When I was a young girl, I had a neighbor named Frank. Frank was handsome, statuesque, intelligent, cheerful and terminally ill.
I grew up on a short street with only eight houses. The kind of neighborhood where everybody knows everybody. The adults chatted on the street, shared the bounty from their gardens, socialized on summer evenings, spent the 4th of July together shooting off fireworks, drinking cocktails, barbequing hotdogs and gossiping about whoever wasn’t there.
Frank and his wife, Jean Marie, moved in during the summer of 1967. I was 12, nearly 13. I remember because the next fall I started high school.
Frank was career military, an army officer and he fit the part to a tee, masculine, fit, well spoken, the kind of man who commands a presence.
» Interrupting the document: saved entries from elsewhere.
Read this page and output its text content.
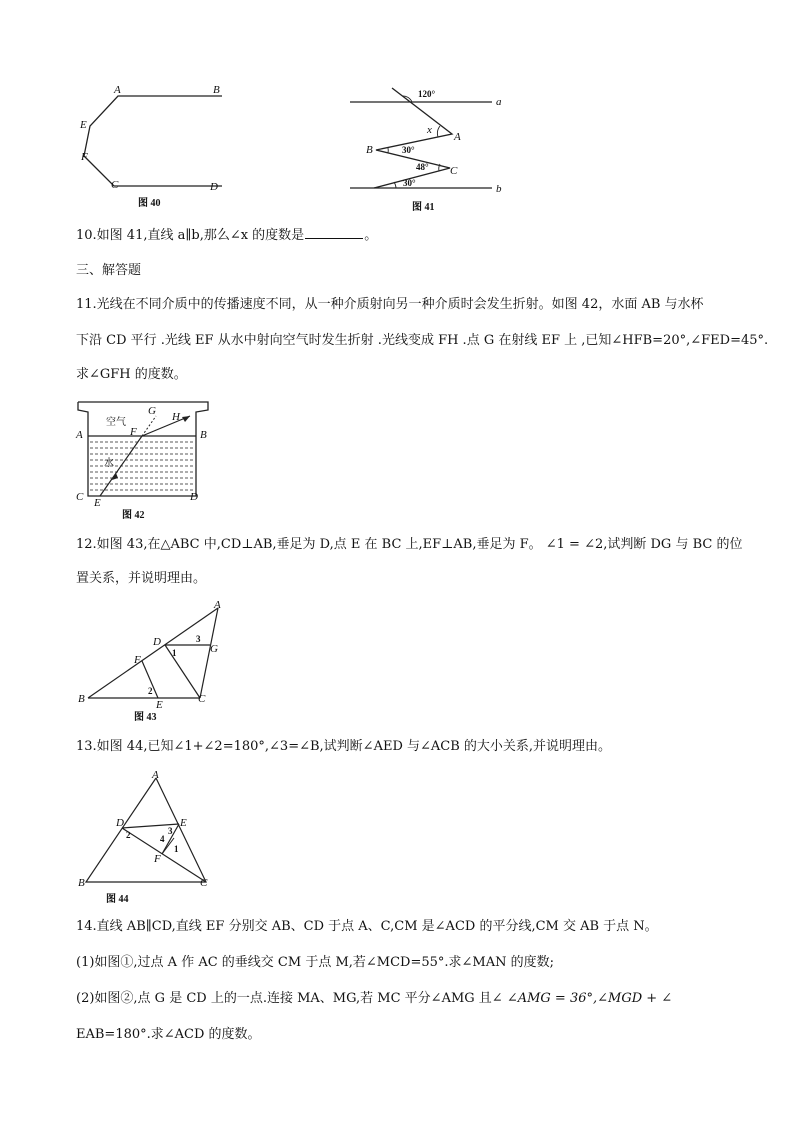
A	B
E
F
C	D
图 40
120°
a
x
A
B	30°
48° C
30°	b
图 41
10.如图 41,直线 a∥b,那么∠x 的度数是	。
三、解答题
11.光线在不同介质中的传播速度不同，从一种介质射向另一种介质时会发生折射。如图 42，水面 AB 与水杯
下沿 CD 平行 .光线 EF 从水中射向空气时发生折射 .光线变成 FH .点 G 在射线 EF 上 ,已知∠HFB=20°,∠FED=45°.
求∠GFH 的度数。
空气
G H
F
A	B
水
C E	D
图 42
12.如图 43,在△ABC 中,CD⊥AB,垂足为 D,点 E 在 BC 上,EF⊥AB,垂足为 F。 ∠1 = ∠2,试判断 DG 与 BC 的位
置关系，并说明理由。
A
D	3
1	G
F
2
B	E	C
图 43
13.如图 44,已知∠1+∠2=180°,∠3=∠B,试判断∠AED 与∠ACB 的大小关系,并说明理由。
D	E
2	3
4
1
F
A
B	C
图 44
14.直线 AB∥CD,直线 EF 分别交 AB、CD 于点 A、C,CM 是∠ACD 的平分线,CM 交 AB 于点 N。
(1)如图①,过点 A 作 AC 的垂线交 CM 于点 M,若∠MCD=55°.求∠MAN 的度数;
(2)如图②,点 G 是 CD 上的一点.连接 MA、MG,若 MC 平分∠AMG 且∠ ∠AMG = 36°,∠MGD + ∠
EAB=180°.求∠ACD 的度数。
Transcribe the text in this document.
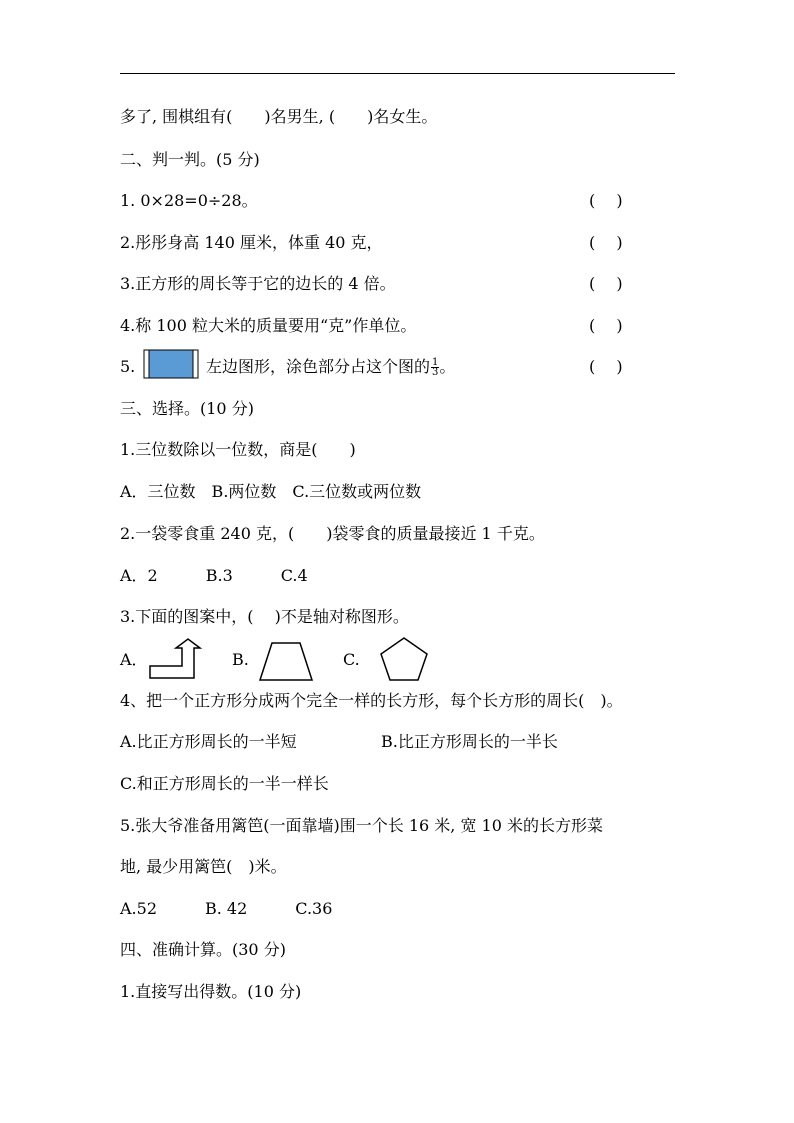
多了, 围棋组有(　　)名男生, (　　)名女生。
二、判一判。(5 分)
1. 0×28=0÷28。	(　 )
2.彤彤身高 140 厘米，体重 40 克，	(　 )
3.正方形的周长等于它的边长的 4 倍。	(　 )
4.称 100 粒大米的质量要用“克”作单位。	(　 )
5.	左边图形，涂色部分占这个图的 $\frac{1}{3}$ 。	(　 )
三、选择。(10 分)
1.三位数除以一位数，商是(　　)
A．三位数　B.两位数　C.三位数或两位数
2.一袋零食重 240 克，(　　)袋零食的质量最接近 1 千克。
A．2　　　B.3　　　C.4
3.下面的图案中，(　 )不是轴对称图形。
A．	B.	C.
4、把一个正方形分成两个完全一样的长方形，每个长方形的周长(　)。
A.比正方形周长的一半短	B.比正方形周长的一半长
C.和正方形周长的一半一样长
5.张大爷准备用篱笆(一面靠墙)围一个长 16 米, 宽 10 米的长方形菜
地, 最少用篱笆(　)米。
A.52　　　B. 42　　　C.36
四、准确计算。(30 分)
1.直接写出得数。(10 分)
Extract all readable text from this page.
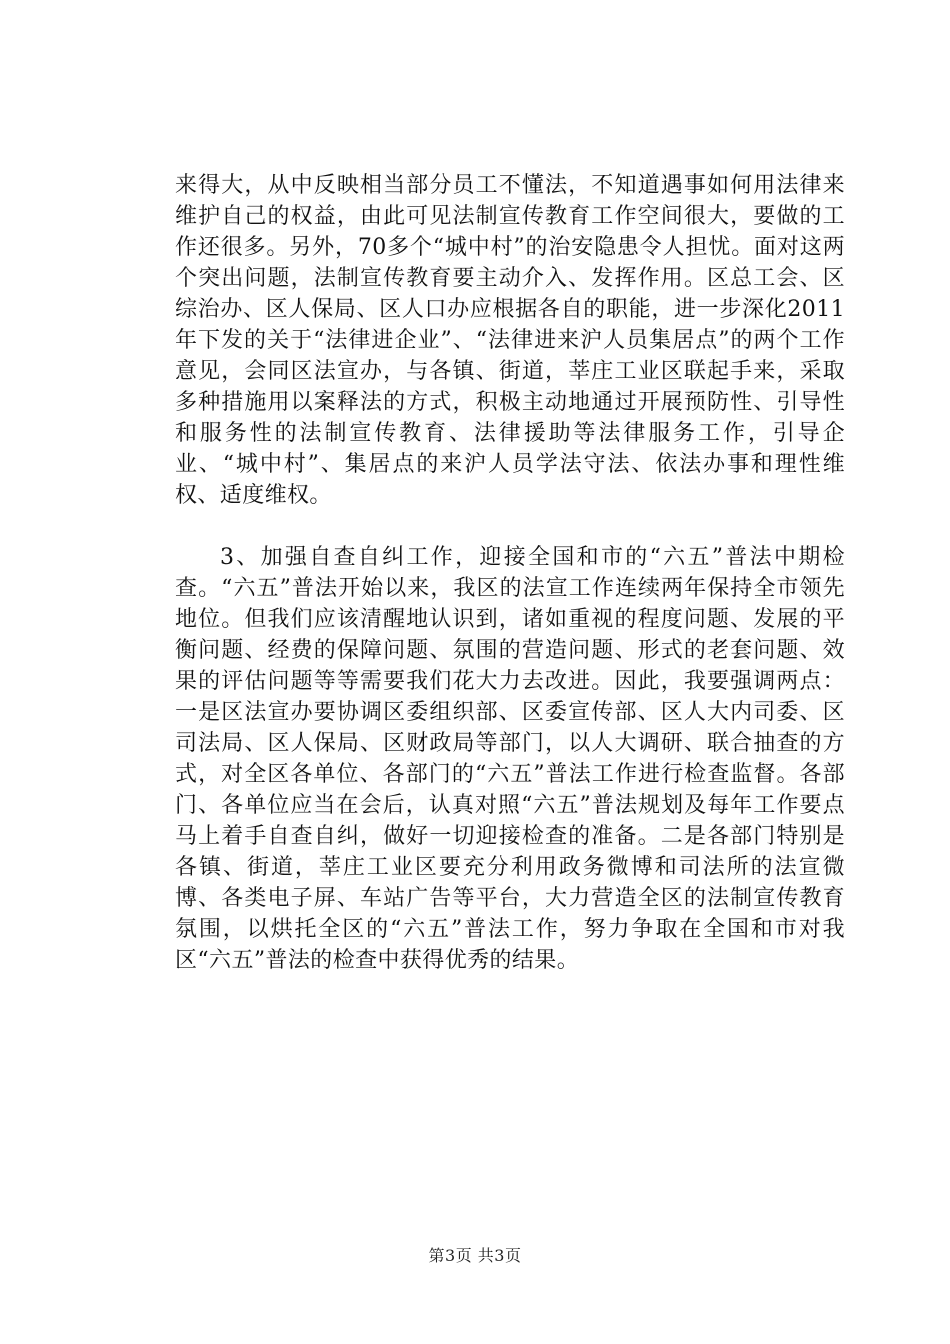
来得大，从中反映相当部分员工不懂法，不知道遇事如何用法律来维护自己的权益，由此可见法制宣传教育工作空间很大，要做的工作还很多。另外，70多个“城中村”的治安隐患令人担忧。面对这两个突出问题，法制宣传教育要主动介入、发挥作用。区总工会、区综治办、区人保局、区人口办应根据各自的职能，进一步深化2011年下发的关于“法律进企业”、“法律进来沪人员集居点”的两个工作意见，会同区法宣办，与各镇、街道，莘庄工业区联起手来，采取多种措施用以案释法的方式，积极主动地通过开展预防性、引导性和服务性的法制宣传教育、法律援助等法律服务工作，引导企业、“城中村”、集居点的来沪人员学法守法、依法办事和理性维权、适度维权。

3、加强自查自纠工作，迎接全国和市的“六五”普法中期检查。“六五”普法开始以来，我区的法宣工作连续两年保持全市领先地位。但我们应该清醒地认识到，诸如重视的程度问题、发展的平衡问题、经费的保障问题、氛围的营造问题、形式的老套问题、效果的评估问题等等需要我们花大力去改进。因此，我要强调两点：一是区法宣办要协调区委组织部、区委宣传部、区人大内司委、区司法局、区人保局、区财政局等部门，以人大调研、联合抽查的方式，对全区各单位、各部门的“六五”普法工作进行检查监督。各部门、各单位应当在会后，认真对照“六五”普法规划及每年工作要点马上着手自查自纠，做好一切迎接检查的准备。二是各部门特别是各镇、街道，莘庄工业区要充分利用政务微博和司法所的法宣微博、各类电子屏、车站广告等平台，大力营造全区的法制宣传教育氛围，以烘托全区的“六五”普法工作，努力争取在全国和市对我区“六五”普法的检查中获得优秀的结果。

第3页 共3页
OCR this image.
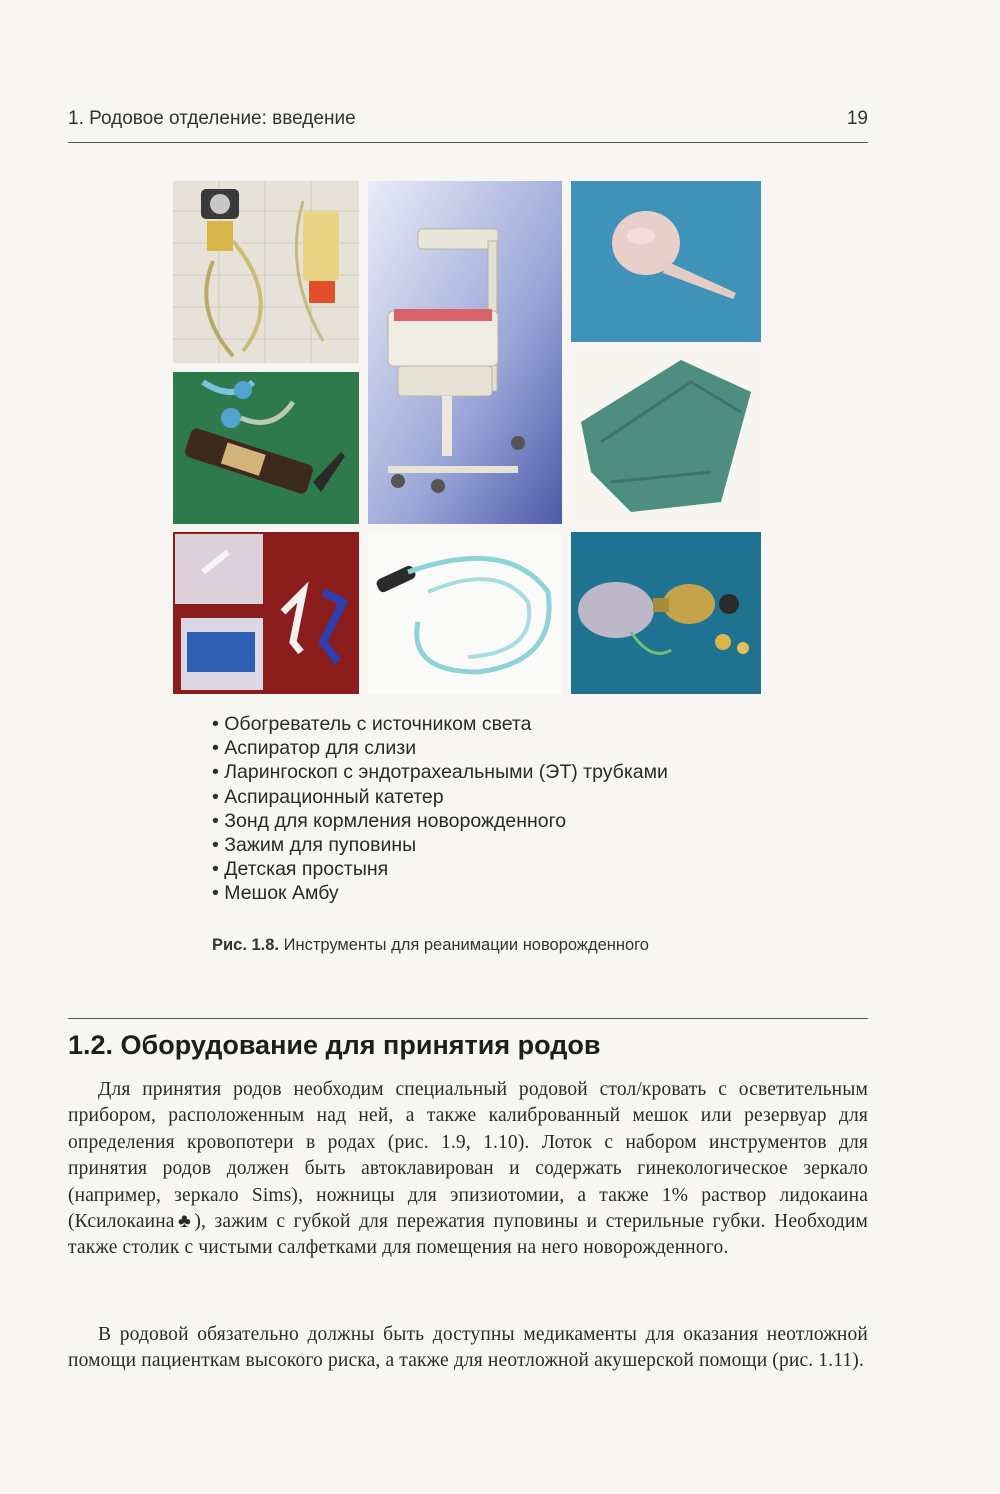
1. Родовое отделение: введение	19
• Обогреватель с источником света
• Аспиратор для слизи
• Ларингоскоп с эндотрахеальными (ЭТ) трубками
• Аспирационный катетер
• Зонд для кормления новорожденного
• Зажим для пуповины
• Детская простыня
• Мешок Амбу
Рис. 1.8. Инструменты для реанимации новорожденного
1.2. Оборудование для принятия родов

Для принятия родов необходим специальный родовой стол/кровать с осветительным прибором, расположенным над ней, а также калиброванный мешок или резервуар для определения кровопотери в родах (рис. 1.9, 1.10). Лоток с набором инструментов для принятия родов должен быть автоклавирован и содержать гинекологическое зеркало (например, зеркало Sims), ножницы для эпизиотомии, а также 1% раствор лидокаина (Ксилокаина♣), зажим с губкой для пережатия пуповины и стерильные губки. Необходим также столик с чистыми салфетками для помещения на него новорожденного.

В родовой обязательно должны быть доступны медикаменты для оказания неотложной помощи пациенткам высокого риска, а также для неотложной акушерской помощи (рис. 1.11).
I was intrigued by him.
He spoke to me with respect, in the same way he talked to the adults. His attention made me feel important and I enjoyed our conversations over the fence as he took his regular evening stroll. His opening line, instead of Hello, was always, “Good evening, young lady, what’s the good word?” I never knew what that meant but he said it with such enthusiasm it always made me giggle.
We would talk about the weather, current events, the beauty of the sunset, and always made a point to inquired how I was doing in school. Frank impressed upon me how important it was to study and do well in my courses. He was one of the few men who seemed to support the woman’s movement that was causing some social descent at that time. He encouraged me to pursue whatever I wanted of my future. I knew he sincerely meant me well. I remember, sitting on the pasture fence one evening as he told me that when I grew up, everything I wanted I could have, I just needed to work hard and stay positive. I didn’t know precisely what staying positive meant but I knew it was what he did.
Frank never had a cross word or disparaged others as my parents and the other neighbors had a habit of doing when they came together. Frank seemed to always choose the high road, seemingly focused on more important thoughts and topics, like how lovely the breeze felt in early fall, the song of a mockingbird or his latest reading into the life of Buddha. I noticed Frank always seemed happier than the rest of the adults. He never complained about politics or the economy, and remained hopeful that the best was on its way.
Which was puzzling to me since I overheard my parents talking one night about how Frank was going to die. He had been diagnosed with lymphoma just before he and Jean Marie moved in. He didn’t seem ill. He had lots of energy, swam almost every day during the summer, walked every evening, even taught me how to polka at the neighborhood New Year’s Eve party. He seemed better, happier and healthier in so many ways than any of the other adults. I didn’t understand.
The only time I heard Frank mention his illness, he was chatting with my mother in our driveway, “I’m proud to be known for many things, but I really don’t want to be known for my own variety of cancer.” Apparently, his cancer was unknown and his hope for survival hinged on experimental treatment. He must have been frightened by the bleak prospect of regaining his health. But you wouldn’t have known it, not by looking at him or listening to him. His outlook was always upbeat, every day, all the way up to the days before he finally succumbed to the unnamed cancer that defied the doctor’s attempts to cure him.
Now, 50 years later, I am the same age as Frank when he died. I struggle at times to remain hopeful about the future, to stay positive as he liked to say. And I wonder even more about the man who personified optimism and served as an example for me through those formative years. I wonder how, in the face of impending death, he managed to stay grounded in the now, and how he overcame the angst and agony of an unknown future to live sufficiently in the moment to enjoy the song of a bird perched high above and look forward to the change of seasons. How, while dying, did he live so fully?
I wonder about Frank and his precious secrets that died with him. They could have served me so well now. I wish I had more time with him and was sufficiently mature to understand then, what a tremendous gift he was in my young life. Reminding, me, even this morning, so many years later, that there is always a good word to be shared.